VONO  7,5  Fa cose strabilianti. Su Razzitti si supera sfoderando un paio di parate che da sole valgono il prezzo del biglietto. Dà grande certezza a tutto il reparto. Sicuro e puntuale nelle uscite. Insuperabile.

SALANDRIA 6,5  Deve ritornare a fare il terzino destro e come al solito svolge al meglio questo ruolo, coprendo bene in fase di non possesso e facendosi trovare pronto quando c’è da manovrare. Provvidenziale su Caruso all’88°, chiude la diagonale e con il corpo mette in angolo.

GREA  6,5  Stesso discorso fatto per Salandria. Dalla sua fascia arrivano pochi pericoli, lui e Zibert riescono quasi ad annullare gli avversari. Grande gara di tutto il reparto difensivo.

MUSCAT  7  Anche per il maltese una grandissima prova di carattere ed agonismo, nessuna sbavatura, ottimo in copertura.

MARINO  6,5  E’ tornato “il muro”. Padrone assoluto dell’area di rigore. Razzitti per trovare la porta di Vono ha dovuto provarci in acrobazia, per via ordinaria non c’era spazio.

VICENTE  6,5  Ormai ci ha preso gusto, gioca nella sua posizione preferita, davanti la difesa ed alterna pressing soffocanti sui giocatori avversari, e lanci o cambi di gioco molto importanti per l’economia del gioco biancazzurro.

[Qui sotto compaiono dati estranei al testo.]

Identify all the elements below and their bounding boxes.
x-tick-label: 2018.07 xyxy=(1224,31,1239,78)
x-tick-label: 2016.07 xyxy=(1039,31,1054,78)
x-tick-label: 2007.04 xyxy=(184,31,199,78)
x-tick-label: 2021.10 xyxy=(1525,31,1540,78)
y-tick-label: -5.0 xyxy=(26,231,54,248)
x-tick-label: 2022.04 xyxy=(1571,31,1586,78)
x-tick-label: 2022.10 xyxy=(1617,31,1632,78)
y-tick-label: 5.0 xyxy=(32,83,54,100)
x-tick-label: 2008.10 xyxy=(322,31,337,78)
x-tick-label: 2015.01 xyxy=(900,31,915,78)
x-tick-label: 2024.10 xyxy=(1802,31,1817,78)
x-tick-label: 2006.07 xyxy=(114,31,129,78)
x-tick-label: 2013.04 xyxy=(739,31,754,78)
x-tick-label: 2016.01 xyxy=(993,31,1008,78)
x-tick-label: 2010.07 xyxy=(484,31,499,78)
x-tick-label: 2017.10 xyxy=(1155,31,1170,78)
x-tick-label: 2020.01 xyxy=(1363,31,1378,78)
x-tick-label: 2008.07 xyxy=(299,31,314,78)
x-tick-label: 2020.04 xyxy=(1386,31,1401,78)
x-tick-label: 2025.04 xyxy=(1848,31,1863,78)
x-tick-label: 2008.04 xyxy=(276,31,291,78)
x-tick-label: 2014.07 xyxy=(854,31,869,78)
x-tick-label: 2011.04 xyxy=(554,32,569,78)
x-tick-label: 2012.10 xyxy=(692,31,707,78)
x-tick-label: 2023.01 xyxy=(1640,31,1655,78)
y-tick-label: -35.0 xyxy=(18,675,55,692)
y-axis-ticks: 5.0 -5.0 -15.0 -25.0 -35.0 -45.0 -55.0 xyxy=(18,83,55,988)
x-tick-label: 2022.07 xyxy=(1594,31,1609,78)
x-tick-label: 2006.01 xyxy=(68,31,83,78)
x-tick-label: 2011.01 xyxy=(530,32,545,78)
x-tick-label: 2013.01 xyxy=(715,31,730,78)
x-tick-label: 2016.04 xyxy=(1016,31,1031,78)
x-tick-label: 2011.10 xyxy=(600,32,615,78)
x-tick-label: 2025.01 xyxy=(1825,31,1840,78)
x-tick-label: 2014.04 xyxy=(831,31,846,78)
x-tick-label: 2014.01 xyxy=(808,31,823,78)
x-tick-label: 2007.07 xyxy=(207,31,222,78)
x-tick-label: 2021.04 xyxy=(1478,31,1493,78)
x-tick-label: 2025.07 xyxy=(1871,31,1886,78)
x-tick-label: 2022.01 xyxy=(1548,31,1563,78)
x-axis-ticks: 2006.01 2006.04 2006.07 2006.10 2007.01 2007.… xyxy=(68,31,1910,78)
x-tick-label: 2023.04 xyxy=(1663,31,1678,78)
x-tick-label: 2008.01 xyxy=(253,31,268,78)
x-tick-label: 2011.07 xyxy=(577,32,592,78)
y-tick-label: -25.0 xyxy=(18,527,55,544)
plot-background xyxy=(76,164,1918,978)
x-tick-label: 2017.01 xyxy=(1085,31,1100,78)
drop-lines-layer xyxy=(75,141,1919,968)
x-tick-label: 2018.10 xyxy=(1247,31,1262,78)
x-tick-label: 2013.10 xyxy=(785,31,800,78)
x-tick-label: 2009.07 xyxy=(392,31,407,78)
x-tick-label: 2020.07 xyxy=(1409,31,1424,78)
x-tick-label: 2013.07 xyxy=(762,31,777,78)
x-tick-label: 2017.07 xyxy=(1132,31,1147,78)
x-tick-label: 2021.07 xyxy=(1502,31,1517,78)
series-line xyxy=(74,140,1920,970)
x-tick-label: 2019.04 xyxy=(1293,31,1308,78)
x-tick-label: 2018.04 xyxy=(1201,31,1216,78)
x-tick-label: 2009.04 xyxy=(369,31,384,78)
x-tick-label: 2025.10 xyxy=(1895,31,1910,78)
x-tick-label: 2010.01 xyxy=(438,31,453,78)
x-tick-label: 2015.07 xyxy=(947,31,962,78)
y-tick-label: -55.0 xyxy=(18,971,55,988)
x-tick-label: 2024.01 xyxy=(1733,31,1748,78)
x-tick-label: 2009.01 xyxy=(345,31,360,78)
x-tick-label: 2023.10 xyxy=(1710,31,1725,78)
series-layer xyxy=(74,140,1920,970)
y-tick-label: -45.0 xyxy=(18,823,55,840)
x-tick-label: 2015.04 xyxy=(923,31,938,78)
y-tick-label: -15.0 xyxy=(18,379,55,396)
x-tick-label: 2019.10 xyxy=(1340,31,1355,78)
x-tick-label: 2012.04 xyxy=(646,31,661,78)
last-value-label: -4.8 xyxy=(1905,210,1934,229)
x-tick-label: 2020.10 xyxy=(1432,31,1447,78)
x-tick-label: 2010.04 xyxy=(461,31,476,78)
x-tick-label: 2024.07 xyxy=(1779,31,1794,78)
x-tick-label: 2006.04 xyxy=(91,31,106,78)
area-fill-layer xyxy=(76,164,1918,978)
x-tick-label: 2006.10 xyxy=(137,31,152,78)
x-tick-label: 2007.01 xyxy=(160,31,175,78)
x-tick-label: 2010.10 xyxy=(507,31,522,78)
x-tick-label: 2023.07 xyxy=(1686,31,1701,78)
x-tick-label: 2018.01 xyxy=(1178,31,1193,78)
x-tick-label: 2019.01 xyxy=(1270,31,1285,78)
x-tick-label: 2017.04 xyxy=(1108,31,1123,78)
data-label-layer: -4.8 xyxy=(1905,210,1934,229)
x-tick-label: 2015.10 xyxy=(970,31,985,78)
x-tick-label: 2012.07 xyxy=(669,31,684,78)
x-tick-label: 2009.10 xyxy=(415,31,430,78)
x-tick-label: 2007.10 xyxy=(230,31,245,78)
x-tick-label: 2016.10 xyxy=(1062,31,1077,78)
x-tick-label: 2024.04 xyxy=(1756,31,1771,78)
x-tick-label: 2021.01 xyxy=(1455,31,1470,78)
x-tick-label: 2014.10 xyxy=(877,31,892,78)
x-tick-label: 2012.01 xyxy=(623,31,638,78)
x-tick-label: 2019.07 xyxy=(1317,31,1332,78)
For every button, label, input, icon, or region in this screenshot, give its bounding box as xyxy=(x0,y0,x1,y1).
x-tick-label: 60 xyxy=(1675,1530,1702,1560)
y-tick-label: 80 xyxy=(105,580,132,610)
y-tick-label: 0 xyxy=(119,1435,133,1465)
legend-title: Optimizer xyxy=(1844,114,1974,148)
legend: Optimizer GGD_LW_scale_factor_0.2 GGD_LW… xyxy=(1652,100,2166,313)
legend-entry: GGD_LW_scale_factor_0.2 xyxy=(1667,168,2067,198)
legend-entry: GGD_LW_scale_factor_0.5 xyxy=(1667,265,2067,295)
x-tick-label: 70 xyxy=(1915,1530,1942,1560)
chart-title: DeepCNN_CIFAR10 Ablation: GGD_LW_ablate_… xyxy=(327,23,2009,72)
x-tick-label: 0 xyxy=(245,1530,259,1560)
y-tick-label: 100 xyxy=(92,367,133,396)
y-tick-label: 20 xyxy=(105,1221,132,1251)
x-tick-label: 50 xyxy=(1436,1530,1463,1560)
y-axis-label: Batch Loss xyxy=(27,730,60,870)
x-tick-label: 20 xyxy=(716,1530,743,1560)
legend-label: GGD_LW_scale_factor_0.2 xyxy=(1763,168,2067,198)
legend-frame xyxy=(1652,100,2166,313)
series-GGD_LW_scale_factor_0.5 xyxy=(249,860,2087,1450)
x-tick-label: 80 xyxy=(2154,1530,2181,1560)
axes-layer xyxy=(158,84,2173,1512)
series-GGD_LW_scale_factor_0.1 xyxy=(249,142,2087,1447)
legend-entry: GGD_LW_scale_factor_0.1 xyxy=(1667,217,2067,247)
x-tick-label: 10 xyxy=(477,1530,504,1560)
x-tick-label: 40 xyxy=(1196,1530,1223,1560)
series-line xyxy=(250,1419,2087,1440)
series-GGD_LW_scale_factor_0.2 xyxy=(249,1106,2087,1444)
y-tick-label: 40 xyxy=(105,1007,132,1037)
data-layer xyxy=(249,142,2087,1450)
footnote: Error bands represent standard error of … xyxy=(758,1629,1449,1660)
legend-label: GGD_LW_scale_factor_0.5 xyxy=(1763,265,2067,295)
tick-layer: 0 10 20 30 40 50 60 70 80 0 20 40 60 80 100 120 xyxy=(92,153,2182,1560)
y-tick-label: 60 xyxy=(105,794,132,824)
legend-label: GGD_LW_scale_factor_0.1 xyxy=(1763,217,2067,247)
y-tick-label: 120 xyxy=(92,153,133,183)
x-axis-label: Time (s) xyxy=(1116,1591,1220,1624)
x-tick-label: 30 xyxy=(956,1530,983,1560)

DYULGEROV  7  “Mostruoso” nel vero senso della parola. Determinato e “cattivo” al punto giusto in tutte le posizioni del centrocampo. Un mastino che ha morso le caviglie a tutti quelli che hanno avuto la sfortuna di capitare nella sua zona. Lucido e pulito sempre nelle ripartenze.

ZIBERT  6,5  Meno appariscente rispetto alle altre gare fin qui disputate, ma molto utile alla causa biancazzurra. Tanto sacrificio in fase di non possesso per lui. Tanta corsa e tanti raddoppi di marcatura in ausilio a Grea sulla loro fascia di competenza. Un campione si vede anche in queste gare.

MAURI  6,5  Dopo appena 3 minuti e pochi secondi confeziona un assist di prima con l’esterno destro che mette Madonia solo davanti a Grandi per il possibile vantaggio akragantino. Poi tanto pressing e ripartenze nella posizione di trequartista.

DI PIAZZA  6  Mi spiace essere severo con il nostro attaccante, però, se è vero che ha una grande forza fisica tanto da spostare pure le montagne difensive che ha di fronte, è vero pure che uno che ha tutta questa potenza dovrebbe sfondare la rete una volta che si trova a pochi passi da 7 metri e 32 cm di porta. Invece siamo alle solite, straordinario in imprese impossibili e tiri da posizioni assurde, inconcludente nelle cose semplici. Peccato. Se si sblocca, siamo certi, non lo ferma più nessuno. Coraggio Matteo.

MADONIA  6  Stesso discorso fatto per Di Piazza. Non si può divorare in quel modo il gol del vantaggio dopo 3 minuti di gioco solo perchè non riesce ad imprimere un pò di forza ad un pallone che gli chiede solamente di essere spinta in rete. Per il resto, grandi giocate, fraseggi da categoria superiori con i compagni. È andata bene che abbiamo vinto, però questi errori a volte li abbiamo pagati a caro prezzo, sarebbe ora di svoltare.

DI GRAZIA  7  Vera scoperta di questo nuovo anno. Il ragazzo proveniente dal Catania, ha già segnato due gol in quattro gare. Ma la cosa che fa impazzire i tifosi è che quando abbiamo visto che Di Piazza ha aperto il gioco su di lui, tutti abbiamo pensato che avrebbe segnato. Lui sembra veramente libero, con la testa sgombra da pensieri e segna facilmente.

LEONETTI  S.V.

ALOI  S.V.

RIGOLI  8  (Pensiamo di conoscerlo un pò e quando al 55° ha fatto il cambio Mauri/Di Grazia, ho detto:”Rigoli ha capito che può vincere la gara”). Il tecnico, sfortunato nel primo tempo (se Madonia e Di Piazza segnavano, si andava sullo 0-2 e pratica chiusa), si è rifatto nella ripresa dove intuisce che la fase difensiva andava alla grande ed il Catanzaro era troppo sbilanciato in avanti, per cui andavano sfruttati gli spazi ed i varchi che si erano aperti. Con l’ingresso del giovane Di Grazia fa scacco matto al Catanzaro e si porta a casa il suo terzo successo di fila.